ヴァイス・プレジデント番外編

少しした頃、私の誕生日がやってきた。

まだあの塗りかえ云々が続いているらしいヤマトさんは、私が欲しがっていた長財布をプレゼントしてくれた。

そしてなぜか、綺麗なプラチナのペンダントを一緒にくれた。


なんでふたつ?

嬉しいけど、そんな疑問が湧いて、ヤマトさんを見ると。

カジュアルなフレンチレストランのテーブルについた彼は、すまなそうに笑った。



「ほんとは、指輪を贈ろうと思ってたんだ」



ダイヤのきらめく、小さなキューブ型のペンダントトップが、私の手元で揺れる。

ヤマトさんの言おうとした意味は、痛いくらい伝わってきた。


私の片手をそっととって、テーブルの上でヤマトさんが優しく握る。



「ごめんね、すず」



悲しく笑うその顔に、私は首を振るしかできない。

わかってます。

いいんですよ、ヤマトさん。



「俺、すずを待たせるよ」



その声に感じとれる痛みに、私は涙が目の奥を駆けあがってくるのを感じて、慌てて目を伏せた。

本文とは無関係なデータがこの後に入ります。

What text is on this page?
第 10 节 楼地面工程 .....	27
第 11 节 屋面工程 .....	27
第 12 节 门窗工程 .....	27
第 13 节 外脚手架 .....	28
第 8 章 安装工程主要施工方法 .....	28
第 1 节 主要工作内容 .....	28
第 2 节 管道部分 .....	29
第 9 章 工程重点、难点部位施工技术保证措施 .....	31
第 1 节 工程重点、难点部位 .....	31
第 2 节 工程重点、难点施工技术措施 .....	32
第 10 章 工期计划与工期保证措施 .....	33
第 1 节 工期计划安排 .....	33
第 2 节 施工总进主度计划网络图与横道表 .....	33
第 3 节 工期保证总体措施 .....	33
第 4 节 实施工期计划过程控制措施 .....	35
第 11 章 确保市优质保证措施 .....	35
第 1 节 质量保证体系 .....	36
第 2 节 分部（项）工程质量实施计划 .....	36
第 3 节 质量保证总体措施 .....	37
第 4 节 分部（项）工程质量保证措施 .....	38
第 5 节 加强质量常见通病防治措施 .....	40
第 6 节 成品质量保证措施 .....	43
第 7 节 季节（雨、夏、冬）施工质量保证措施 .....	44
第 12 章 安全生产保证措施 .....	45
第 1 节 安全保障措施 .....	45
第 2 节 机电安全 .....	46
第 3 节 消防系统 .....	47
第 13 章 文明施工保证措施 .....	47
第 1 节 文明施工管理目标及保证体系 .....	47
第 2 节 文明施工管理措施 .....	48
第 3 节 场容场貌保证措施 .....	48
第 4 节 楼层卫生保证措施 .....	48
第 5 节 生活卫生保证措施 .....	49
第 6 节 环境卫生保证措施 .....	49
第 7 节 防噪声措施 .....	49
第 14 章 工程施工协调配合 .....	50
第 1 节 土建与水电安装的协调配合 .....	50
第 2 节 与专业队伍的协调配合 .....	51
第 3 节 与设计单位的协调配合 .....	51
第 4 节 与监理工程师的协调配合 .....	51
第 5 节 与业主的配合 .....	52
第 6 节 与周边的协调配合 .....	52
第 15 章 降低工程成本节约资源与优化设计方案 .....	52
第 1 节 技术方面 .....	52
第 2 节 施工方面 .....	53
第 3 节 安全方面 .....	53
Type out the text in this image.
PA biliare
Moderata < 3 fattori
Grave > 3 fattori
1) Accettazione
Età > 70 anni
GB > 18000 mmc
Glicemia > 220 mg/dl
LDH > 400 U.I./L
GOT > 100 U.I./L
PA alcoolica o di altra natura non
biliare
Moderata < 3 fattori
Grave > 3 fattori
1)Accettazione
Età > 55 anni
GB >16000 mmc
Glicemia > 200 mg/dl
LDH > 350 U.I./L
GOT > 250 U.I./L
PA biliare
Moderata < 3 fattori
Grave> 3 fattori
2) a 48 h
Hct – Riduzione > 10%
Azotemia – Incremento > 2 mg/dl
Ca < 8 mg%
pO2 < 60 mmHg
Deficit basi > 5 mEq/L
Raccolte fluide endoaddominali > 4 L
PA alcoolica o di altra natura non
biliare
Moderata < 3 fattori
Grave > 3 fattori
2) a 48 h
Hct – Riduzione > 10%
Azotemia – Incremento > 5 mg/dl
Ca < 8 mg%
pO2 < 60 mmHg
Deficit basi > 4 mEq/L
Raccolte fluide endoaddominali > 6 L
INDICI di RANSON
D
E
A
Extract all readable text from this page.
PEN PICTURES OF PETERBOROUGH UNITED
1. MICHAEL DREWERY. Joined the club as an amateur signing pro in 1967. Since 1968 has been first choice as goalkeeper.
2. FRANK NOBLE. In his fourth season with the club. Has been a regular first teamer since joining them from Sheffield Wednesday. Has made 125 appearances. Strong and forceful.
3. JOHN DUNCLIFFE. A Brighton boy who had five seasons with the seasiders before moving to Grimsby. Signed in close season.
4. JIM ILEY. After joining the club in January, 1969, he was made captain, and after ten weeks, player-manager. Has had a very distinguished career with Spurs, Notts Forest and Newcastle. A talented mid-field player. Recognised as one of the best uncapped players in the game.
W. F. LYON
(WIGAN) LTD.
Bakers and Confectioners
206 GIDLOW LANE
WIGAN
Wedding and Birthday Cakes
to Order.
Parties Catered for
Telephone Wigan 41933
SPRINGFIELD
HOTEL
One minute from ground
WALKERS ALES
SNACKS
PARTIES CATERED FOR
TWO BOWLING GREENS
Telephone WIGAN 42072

ヤマトさんは、私が待たされることに対して泣いたんだと思ったらしく、ぎゅっと手を握って、ごめん、とまた言ってくれる。

違うんです、ヤマトさん。

私は。

あなたの心の痛みが、つらくて、悲しくて、かわいそうで、泣きそうなんです。


そのくせ、待たせるかも、とか、待っててくれる? とかそんな言葉でもなくて。

待たせるよ、という一方的な断言だったことにヤマトさんらしさを感じて、それがまた悲しくて。


延大さんにも、こんな勝手さがあればよかった。

彼にも、平気で周りを振り回す厚顔さと傍若無人さが少しでもあれば、何かが違っていたかもしれなかった。



ねえ、ヤマトさん。

ヤマトさんも、そう思うから。


やりきれない気持ちなんですよね。